Datadog at its DASH 2024 conference added a bevy of tools and capabilities to streamline DevSecOps workflows, including integration with open-source OpenTelemetry agent software developed under the auspices of the Cloud Native Computing Foundation (CNCF) and the Datadog On-Call tool to optimize incident management workflows in a way that maintains context with observability data already collected.
In addition, support for agentless scanning along with tools for discovering vulnerabilities and sensitive data have been added along with a Log Workspaces collaboration tool that enables analysts and engineers to employ natural language interfaces to invoke a generative artificial intelligence (AI) agent to more easily associate logs and other datasets to specific applications, and a Live Debugger tool that enables developers to use live production data to better troubleshoot applications.
Finally, the company added a Kubernetes Autoscaling capability to provide IT teams with more control over how cloud-native applications dynamically scale up and down.
Hugo Kaczmarek, director of product for Datadog, said as observability continues to evolve it will become easier for IT teams to triangulate the root cause of issues down to specific lines of code. It may never be possible to prevent every error but the meantime to remediation will continue to rapidly decline as further advances in artificial intelligence (AI) are made by, for example, using visualization tools to replay the execution flow of code. IT teams will also be able to leverage generative AI to reproduce issues using production data.
Overall, Datadog is continuing to expand the reach of its observability platform in a way that promises to enable organizations to reduce the number of tools they would otherwise need to acquire, manage and integrate.
At the same time, integrations of with open source tools such as OpenTelemetry will simultaneously make it less expensive to instrument IT environments.

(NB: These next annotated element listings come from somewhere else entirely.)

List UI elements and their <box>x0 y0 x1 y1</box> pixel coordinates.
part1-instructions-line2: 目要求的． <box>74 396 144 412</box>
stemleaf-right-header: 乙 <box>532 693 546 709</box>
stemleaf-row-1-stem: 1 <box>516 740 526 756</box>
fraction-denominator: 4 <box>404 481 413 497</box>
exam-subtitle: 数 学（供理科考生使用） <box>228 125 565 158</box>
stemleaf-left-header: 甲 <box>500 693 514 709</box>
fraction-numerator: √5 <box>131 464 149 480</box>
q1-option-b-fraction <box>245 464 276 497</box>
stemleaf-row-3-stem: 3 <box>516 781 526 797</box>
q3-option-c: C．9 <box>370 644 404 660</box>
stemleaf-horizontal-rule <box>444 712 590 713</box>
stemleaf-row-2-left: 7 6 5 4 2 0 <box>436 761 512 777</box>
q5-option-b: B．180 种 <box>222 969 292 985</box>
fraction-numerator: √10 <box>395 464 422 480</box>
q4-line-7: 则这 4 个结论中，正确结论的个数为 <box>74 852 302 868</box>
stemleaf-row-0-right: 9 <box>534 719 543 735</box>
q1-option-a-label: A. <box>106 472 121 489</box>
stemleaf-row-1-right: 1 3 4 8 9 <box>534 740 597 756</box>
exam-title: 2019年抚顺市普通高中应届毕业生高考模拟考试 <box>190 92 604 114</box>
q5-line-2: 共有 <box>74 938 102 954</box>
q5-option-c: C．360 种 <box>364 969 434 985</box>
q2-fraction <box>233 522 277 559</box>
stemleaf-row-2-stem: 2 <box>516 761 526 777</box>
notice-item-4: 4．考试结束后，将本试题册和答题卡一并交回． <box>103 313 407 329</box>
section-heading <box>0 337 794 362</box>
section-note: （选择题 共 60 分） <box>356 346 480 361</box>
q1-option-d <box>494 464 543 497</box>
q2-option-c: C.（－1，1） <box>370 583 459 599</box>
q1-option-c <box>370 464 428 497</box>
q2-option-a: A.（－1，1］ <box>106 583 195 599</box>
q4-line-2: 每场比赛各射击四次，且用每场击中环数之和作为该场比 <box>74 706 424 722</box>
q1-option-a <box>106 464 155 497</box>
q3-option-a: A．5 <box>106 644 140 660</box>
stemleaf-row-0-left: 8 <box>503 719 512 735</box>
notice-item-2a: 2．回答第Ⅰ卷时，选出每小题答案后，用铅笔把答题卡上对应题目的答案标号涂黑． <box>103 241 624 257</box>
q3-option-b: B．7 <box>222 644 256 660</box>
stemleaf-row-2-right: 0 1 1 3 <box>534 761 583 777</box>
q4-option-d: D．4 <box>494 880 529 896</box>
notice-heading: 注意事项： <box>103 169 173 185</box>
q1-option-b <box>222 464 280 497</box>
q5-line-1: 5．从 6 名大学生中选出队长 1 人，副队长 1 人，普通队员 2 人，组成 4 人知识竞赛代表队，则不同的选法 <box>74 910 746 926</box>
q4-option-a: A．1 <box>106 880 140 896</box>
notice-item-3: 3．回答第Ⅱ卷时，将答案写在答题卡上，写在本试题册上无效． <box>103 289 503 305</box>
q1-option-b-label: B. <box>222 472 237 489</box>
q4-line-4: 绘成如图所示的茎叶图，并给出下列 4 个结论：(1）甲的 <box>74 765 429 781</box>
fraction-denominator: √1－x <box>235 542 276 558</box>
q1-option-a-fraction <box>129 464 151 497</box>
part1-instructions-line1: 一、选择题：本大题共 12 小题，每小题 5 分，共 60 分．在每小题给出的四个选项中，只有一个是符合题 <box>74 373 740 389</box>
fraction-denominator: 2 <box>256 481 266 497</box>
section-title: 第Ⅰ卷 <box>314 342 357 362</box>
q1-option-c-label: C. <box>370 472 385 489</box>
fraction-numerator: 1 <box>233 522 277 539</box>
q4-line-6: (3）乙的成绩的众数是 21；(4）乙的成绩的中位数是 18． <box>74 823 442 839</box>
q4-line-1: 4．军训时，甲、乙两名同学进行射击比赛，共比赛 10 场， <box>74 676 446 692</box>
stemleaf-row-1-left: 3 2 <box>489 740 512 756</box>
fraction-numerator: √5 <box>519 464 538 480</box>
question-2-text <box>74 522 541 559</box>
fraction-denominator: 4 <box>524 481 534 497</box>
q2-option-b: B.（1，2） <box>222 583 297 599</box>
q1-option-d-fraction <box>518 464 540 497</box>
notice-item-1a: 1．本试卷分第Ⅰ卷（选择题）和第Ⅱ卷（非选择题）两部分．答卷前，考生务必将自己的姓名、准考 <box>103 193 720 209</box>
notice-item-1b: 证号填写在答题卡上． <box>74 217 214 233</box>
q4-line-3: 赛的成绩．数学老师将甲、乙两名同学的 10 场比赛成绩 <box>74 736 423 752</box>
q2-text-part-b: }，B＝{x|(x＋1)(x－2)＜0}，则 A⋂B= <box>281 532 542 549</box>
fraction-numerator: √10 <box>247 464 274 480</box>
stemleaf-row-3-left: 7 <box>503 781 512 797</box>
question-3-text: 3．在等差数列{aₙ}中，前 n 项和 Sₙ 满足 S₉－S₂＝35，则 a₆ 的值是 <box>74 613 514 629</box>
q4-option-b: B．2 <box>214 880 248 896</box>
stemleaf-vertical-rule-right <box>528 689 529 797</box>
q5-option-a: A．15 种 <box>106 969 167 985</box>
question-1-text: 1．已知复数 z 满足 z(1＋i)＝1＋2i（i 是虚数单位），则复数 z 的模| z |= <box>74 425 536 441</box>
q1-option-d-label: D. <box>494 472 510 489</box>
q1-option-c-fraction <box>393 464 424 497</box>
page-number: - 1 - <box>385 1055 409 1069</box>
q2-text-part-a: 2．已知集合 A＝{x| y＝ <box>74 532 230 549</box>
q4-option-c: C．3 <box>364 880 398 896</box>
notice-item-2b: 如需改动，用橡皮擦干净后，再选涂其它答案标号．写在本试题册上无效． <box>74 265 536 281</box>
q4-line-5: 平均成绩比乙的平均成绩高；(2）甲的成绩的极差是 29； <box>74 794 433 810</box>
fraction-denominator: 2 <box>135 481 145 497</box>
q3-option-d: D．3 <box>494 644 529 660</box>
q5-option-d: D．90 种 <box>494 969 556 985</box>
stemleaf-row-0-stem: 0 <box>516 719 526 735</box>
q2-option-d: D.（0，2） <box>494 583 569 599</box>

Datadog is also making it simpler to centrally manage all the instances of OpenTelemetry that might ultimately be deployed.
The extensions to the Datadog platform, mostly available in beta, are being made at a time when many organizations are starting to embrace platform engineering as a methodology for managing DevOps workflows at scale. The challenge many of them will initially face is determining exactly how many platforms may be required to unify the management of those workflows.
It’s too early to say how platform engineering will evolve but with the rise of AI tools to generate code, observability is going to increasingly become a requirement. The issue is many DevOps teams don’t always know what queries to launch to surface issues. However, with the aid of AI agents the platform itself will not only suggest queries but also run them automatically as needed. The goal is to augment existing DevOps engineering teams to enable them to manage applications at much higher levels of scale without necessarily increasing headcount.
In the meantime, however, it’s also apparent that many DevOps teams are already struggling to manage the workloads already deployed. In that regard AI tools that promise to reduce existing toil can’t arrive too soon.